Meet Patricia Scotland, the first female Secretary-General of the Commonwealth of Nations
Baroness Patricia Scotland has been appointed as the 6th Secretary-General of the Commonwealth of Nations at the Commonwealth Heads Of Government Meeting (CHOGM). The first female to attain this feat in the 66 year history of Commonwealth, Scotland will resume office on 1 April 2016 to replace Kamalesh Sharma of India, whose eight year tenure will come to an end in March 2016.
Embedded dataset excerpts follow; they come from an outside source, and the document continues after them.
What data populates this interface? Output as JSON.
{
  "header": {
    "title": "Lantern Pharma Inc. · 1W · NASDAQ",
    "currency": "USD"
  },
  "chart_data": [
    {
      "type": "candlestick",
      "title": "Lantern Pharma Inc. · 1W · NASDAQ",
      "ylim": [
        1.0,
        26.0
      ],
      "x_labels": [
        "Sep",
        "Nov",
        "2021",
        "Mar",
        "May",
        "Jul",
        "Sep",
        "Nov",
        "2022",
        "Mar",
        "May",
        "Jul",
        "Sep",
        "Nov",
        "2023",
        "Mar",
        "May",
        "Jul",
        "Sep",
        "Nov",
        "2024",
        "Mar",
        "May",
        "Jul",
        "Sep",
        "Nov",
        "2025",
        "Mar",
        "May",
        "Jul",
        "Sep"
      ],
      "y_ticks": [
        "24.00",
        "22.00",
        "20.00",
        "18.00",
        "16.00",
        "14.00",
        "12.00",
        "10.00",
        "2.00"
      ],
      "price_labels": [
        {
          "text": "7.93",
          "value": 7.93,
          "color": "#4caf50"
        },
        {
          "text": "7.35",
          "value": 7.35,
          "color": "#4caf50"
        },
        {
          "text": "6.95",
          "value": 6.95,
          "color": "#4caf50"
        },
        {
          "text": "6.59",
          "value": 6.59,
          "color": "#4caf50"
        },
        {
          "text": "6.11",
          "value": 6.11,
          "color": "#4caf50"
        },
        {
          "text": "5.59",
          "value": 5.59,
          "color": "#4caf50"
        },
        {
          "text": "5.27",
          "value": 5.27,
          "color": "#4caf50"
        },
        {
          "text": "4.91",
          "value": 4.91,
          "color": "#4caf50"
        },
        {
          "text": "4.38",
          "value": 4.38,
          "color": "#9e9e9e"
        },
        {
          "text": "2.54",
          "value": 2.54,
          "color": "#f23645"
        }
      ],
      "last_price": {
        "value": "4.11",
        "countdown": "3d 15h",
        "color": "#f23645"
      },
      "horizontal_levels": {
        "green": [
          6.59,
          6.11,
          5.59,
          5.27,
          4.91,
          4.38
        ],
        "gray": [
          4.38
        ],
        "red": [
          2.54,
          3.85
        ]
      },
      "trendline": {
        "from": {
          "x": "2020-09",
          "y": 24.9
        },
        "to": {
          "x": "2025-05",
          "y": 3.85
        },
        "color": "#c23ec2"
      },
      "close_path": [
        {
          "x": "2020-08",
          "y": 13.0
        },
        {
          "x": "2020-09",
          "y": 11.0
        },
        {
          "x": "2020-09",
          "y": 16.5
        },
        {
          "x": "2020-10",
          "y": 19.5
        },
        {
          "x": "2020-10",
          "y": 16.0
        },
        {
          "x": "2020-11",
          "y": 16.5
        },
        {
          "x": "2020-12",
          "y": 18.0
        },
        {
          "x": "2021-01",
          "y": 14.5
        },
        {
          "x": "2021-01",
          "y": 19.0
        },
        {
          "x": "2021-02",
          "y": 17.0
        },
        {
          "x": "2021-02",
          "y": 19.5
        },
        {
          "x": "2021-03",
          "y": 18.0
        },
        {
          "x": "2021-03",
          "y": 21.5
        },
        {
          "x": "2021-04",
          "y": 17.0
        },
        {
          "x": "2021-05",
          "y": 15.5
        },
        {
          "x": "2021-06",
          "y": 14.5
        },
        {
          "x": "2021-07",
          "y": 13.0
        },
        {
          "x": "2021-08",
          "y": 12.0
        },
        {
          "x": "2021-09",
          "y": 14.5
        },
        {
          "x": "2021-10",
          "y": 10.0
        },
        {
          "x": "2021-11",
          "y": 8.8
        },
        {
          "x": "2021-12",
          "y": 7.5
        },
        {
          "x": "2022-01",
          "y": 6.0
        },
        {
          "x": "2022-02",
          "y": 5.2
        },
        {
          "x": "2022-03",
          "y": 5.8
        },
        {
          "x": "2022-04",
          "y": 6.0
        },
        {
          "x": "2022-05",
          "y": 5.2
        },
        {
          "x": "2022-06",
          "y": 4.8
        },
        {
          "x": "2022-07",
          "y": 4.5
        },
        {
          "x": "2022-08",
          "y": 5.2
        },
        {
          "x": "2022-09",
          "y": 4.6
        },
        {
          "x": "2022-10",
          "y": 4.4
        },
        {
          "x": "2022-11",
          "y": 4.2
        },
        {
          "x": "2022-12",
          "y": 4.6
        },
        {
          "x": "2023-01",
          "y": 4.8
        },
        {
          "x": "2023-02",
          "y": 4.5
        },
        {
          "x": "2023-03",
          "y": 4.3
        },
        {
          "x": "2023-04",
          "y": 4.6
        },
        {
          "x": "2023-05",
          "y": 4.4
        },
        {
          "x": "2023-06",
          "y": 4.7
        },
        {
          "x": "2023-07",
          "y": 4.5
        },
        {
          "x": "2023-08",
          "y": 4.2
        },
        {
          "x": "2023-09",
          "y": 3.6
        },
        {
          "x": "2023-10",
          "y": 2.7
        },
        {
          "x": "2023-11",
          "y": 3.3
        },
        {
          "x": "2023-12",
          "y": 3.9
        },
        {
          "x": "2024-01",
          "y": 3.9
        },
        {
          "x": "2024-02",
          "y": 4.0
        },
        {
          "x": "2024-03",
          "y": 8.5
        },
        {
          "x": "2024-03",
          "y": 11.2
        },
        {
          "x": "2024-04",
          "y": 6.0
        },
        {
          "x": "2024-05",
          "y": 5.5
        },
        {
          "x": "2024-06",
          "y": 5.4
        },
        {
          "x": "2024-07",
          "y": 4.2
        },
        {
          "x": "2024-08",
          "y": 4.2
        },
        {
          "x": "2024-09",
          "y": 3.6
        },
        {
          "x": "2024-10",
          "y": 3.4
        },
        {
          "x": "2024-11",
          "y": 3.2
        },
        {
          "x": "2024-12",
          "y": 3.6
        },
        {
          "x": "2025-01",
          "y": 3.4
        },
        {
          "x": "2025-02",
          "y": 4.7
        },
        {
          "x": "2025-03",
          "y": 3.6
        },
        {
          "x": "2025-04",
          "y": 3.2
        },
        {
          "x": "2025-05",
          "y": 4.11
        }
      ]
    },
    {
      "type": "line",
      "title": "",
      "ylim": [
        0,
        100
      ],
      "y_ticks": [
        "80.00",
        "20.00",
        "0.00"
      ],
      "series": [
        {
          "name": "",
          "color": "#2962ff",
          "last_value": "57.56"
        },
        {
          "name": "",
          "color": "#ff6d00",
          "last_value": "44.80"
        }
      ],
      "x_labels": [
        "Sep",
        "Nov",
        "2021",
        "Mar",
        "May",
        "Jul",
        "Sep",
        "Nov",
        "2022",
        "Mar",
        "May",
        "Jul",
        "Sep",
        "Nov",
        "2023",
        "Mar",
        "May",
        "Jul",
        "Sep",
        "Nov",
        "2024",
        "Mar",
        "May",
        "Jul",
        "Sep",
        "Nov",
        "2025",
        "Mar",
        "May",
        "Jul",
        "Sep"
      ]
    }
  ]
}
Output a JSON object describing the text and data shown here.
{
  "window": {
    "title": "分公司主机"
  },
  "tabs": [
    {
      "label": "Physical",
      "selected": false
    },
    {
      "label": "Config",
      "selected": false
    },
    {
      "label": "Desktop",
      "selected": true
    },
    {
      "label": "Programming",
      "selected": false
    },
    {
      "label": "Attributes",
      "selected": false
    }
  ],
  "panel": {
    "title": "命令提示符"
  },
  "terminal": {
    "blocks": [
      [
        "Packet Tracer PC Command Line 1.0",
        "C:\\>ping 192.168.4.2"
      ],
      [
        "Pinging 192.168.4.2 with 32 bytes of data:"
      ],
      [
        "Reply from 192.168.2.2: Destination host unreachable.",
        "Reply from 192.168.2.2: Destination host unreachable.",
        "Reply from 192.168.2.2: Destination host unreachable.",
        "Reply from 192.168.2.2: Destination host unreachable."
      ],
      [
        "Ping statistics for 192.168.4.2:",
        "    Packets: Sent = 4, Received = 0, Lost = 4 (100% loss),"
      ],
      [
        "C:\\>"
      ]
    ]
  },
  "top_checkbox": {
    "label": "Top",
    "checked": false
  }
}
Scotland is a Dominican born lawyer raised in the United Kingdom. A citizen of both countries, she obtained her law degree from University College London and was called to the Dominican bar in 1978. She became the first black woman to be appointed a Queen’s Counsel in 1991 and in 1997, she was made the Baroness of Asthal, Oxfordshire. With an outstanding career, Baroness Scotland was appointed Attorney General of the United Kingdom by Gordon Brown who was the Prime Minister in 2007. With this appointment she became the first woman to hold the office since its inception in 1315.
Currently the president of Chatham House, (a non-profit, non-governmental organization in charge of analyzing and promoting the understanding of current affairs and major international issues), Scotland was nominated for the position of the Commonwealth Secretary General by Dominica, her country of birth. Although her candidature was opposed by Hugh Segal, a senator in Canada who is also a former special envoy to the Commonwealth, she still came out on top beating both Sir Roland Sanders and Mmasekgoa Masire-Mwamba.
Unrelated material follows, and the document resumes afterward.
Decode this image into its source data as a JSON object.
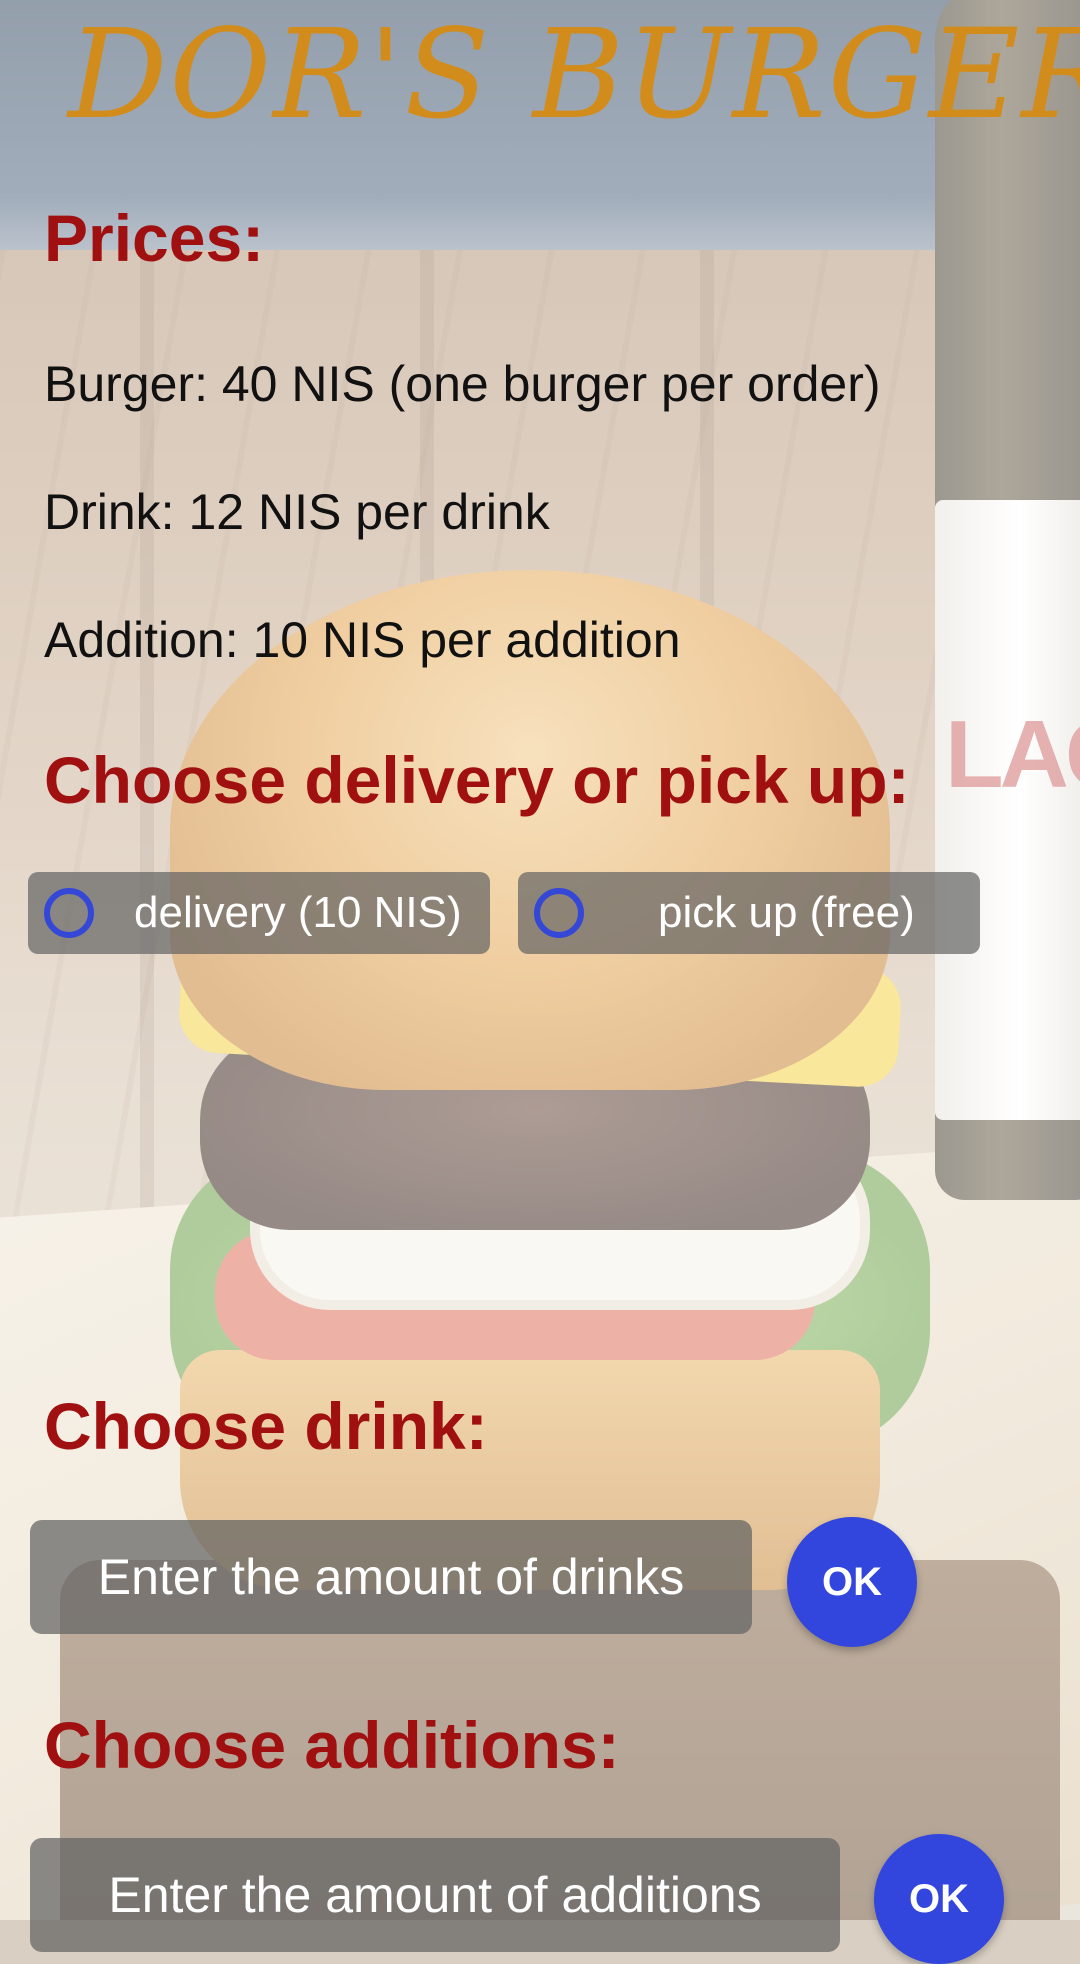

The 60-year old Secretary-General elect has gender equality and LGBT rights as some of her top priorities. In terms of women rights all round the world, she admits there is “a lot of work to do. One in three women in our world suffer from domestic violence. It’s the greatest cause of morbidity between women and girls, forced marriage, female genital mutilation, child abduction… these issues affect all of us.”
In campaigning for the LGBT community, she reportedly said that “What we have to accept is that this [decriminalizing homosexuality] is something that will depend on consensus. We do not have the right or opportunity to force states, but we can start a really good conversation to work with them so they understand the economic issues in relations to human rights and make the change. The one thing I have to do is to build consensus and trust and I can hope it will [be on the next CHOGM agenda].”